Date de la décision : 17 Juin 2015

Juridiction : Nations-Unies - Comité des Droits Economiques, Sociaux et Culturels (se rapportant au Protocole Facultatif du Pacte International relatif aux Droits Economiques, Sociaux et Culturels)

Base légale : Article 2 §1 (obligation pour les Etats parties d'assurer progressivement le plein exercice des droits reconnus dans le Pacte par tous les moyens appropriés, y compris en particulier l'adoption de mesures législatives) et Article 11 §1 (droit au logement adéquat) du Pacte International relatif aux Droits Economiques, Sociaux et Culturels = Absence d’accès effectif aux tribunaux en vue de protéger le droit à un logement suffisant

Mme I.D.G, une propriétaire espagnole, a appris que sa maison avait été mise aux enchères après qu'elle ait pris du retard dans ses paiements de prêt pendant la crise économique. Suite au rejet de l'affaire par la Cour Consitutionnelle espagnole, elle a plaidé devant le CDESC que les droits dont elle jouit sous le Pacte obligent les tribunaux à s'assurer que l'avis de saisie hypothécaire soit effectivement signifié. En effet dans son cas, après avoir tenté de lui présenter un avis en personne sans succès, le tribunal a directement recouru à la publication de l'avis sans faire usage d'autres formes ou méthodes de préavis comme établi dans l'Acte de Procédure Civile. En conséquence du manque de diligence du tribunal, la plaignante n'a pas été informée des démarches hypothécaires soumises par l'établissement de crédit ni de la décision d'admission de ces démarches, et n'a reçu aucune autre communication préalablement à l'ordre de vente. Elle a plaisé qu'en pratique, l'échec de notification l'a empêchée de présenter une réponse légale à la procédure et de protéger son droit au logement devant le tribunal, étant donné qu'elle n'a pris connaissance des démarches seulement lorsque le tribunal a ordonné la vente de sa maison.
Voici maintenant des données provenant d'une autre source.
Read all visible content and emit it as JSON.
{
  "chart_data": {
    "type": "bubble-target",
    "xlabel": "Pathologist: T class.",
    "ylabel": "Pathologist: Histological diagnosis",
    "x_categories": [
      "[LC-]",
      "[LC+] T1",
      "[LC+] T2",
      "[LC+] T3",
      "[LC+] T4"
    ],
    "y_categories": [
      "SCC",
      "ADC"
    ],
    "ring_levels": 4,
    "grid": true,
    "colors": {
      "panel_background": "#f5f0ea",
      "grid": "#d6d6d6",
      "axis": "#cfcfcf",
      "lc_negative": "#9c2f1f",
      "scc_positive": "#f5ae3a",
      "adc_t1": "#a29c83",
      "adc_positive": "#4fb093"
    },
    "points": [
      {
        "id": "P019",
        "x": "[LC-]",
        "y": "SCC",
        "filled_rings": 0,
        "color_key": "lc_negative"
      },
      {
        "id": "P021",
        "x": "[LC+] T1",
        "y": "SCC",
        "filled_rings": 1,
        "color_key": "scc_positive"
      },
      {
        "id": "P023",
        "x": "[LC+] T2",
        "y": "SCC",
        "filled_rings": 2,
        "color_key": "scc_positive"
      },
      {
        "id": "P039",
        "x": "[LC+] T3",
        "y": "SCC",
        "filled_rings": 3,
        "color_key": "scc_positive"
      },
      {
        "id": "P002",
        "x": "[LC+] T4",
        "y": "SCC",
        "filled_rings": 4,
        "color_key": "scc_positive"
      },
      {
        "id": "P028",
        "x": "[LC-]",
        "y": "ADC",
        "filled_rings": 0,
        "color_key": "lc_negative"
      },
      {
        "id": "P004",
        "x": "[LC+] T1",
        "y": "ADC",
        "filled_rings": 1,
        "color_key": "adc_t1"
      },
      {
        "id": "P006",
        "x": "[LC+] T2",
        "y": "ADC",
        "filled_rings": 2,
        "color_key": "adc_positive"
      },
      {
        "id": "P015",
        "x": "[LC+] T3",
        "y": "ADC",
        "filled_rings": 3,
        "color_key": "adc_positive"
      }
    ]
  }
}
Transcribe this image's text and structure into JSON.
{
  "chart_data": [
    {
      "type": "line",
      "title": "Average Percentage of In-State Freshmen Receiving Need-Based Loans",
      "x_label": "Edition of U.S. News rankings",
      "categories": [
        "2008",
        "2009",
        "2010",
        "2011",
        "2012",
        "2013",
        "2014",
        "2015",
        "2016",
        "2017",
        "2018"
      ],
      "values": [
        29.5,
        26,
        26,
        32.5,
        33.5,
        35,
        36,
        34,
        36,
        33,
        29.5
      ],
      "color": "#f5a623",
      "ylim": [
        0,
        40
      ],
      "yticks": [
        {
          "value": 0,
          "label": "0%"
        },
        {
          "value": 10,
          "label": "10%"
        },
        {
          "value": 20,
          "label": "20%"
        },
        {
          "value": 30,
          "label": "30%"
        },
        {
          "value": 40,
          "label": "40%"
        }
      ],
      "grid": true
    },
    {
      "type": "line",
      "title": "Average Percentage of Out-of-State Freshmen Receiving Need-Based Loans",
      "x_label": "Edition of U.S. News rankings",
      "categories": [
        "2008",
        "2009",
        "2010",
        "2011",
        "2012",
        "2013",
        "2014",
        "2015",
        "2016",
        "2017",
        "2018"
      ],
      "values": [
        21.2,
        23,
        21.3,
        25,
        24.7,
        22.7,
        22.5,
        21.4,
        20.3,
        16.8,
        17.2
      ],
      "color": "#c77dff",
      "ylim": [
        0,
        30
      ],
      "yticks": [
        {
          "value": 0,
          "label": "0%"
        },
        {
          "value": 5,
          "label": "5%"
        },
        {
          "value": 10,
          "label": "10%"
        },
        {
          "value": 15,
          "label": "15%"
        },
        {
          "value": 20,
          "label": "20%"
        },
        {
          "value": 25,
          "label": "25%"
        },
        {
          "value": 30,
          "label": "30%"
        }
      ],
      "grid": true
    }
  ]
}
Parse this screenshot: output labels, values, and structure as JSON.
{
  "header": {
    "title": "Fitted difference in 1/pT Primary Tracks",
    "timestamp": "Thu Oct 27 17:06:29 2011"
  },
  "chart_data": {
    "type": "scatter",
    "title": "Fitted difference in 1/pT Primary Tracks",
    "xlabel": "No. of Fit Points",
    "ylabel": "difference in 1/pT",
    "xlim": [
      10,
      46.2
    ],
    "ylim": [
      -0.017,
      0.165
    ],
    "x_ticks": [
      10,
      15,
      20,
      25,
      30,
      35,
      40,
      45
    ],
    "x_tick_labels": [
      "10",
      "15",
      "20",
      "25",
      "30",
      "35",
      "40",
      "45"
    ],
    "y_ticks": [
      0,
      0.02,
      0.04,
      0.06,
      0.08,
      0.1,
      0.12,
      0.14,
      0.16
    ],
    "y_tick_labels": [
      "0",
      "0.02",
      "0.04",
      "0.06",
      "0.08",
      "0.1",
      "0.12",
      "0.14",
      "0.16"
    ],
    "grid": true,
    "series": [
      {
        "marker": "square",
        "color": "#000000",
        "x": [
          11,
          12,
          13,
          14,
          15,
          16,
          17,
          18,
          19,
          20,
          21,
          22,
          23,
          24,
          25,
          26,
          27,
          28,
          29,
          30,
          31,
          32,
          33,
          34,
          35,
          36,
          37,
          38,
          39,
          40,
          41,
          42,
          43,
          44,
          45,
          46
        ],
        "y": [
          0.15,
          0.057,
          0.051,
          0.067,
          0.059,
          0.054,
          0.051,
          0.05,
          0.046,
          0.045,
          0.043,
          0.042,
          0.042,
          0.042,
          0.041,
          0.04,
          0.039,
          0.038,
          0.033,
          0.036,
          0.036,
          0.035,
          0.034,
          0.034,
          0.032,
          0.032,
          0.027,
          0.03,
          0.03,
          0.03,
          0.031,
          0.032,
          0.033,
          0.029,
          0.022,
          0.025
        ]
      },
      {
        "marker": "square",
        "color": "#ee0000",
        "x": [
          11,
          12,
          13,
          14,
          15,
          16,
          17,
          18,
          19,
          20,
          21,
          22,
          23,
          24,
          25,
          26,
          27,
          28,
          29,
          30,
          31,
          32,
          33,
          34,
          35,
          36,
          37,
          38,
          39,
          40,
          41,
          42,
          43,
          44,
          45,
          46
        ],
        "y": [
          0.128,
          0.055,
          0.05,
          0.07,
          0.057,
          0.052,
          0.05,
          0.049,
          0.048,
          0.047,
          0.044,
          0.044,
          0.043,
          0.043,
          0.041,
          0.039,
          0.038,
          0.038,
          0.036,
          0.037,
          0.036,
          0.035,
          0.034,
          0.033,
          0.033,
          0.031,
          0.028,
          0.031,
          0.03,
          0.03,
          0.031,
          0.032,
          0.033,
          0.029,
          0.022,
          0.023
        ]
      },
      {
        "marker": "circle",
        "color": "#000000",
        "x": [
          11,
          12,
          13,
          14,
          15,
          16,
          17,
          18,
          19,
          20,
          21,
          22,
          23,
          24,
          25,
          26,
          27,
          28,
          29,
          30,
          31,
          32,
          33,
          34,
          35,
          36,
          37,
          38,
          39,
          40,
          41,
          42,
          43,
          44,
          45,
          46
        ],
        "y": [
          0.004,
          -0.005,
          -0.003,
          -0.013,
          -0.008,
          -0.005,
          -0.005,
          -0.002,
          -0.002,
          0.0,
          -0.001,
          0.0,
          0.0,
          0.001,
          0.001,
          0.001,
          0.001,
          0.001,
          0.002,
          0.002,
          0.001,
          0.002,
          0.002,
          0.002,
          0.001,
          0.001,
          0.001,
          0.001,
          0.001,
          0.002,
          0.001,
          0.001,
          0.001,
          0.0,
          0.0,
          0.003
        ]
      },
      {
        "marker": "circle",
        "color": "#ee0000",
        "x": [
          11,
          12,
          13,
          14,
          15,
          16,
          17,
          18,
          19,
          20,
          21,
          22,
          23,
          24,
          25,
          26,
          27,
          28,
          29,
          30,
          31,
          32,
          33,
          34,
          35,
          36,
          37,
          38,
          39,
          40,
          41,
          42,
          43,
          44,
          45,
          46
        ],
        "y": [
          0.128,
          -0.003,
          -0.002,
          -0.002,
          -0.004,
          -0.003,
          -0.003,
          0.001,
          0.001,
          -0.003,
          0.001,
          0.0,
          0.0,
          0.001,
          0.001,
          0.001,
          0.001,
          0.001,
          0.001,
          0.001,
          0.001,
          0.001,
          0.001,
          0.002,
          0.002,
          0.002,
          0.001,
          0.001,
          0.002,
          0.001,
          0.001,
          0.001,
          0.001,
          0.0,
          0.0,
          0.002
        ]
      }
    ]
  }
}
De plus, elle a plaidé que la législation réglementant les démarches hypothécaires ne permettait pas de protéger de manière adéquat le droit de chacun à présenter une défense légale de son logement. Les personnes affectées par ces procédures ne savent pas dans la plupart des cas que leurs créditeurs ont lancé un litige, jusqu'à ce qu'ils soient dépossédés ou expulsés. Qui plus est, la loi procédurale de l'Etat espagnol, dans ces circonstances, exclut que les tribunaux prennent des mesures de précaution afin d'assurer que la décision finale soit pleinement effective, par exemple lorsque les termes du contrat sont abusifs. Ainsi, en faisant référence à l'Article 2 §1 du Pacte, Mme I.D.G a plaidé que l'Etat espagnol n'avait pas pris de mesures législatives adéquates pour assurer le plein exercice du droit au logement et pour garantir ce droit consacré par l'Article 11 §1 du Pacte.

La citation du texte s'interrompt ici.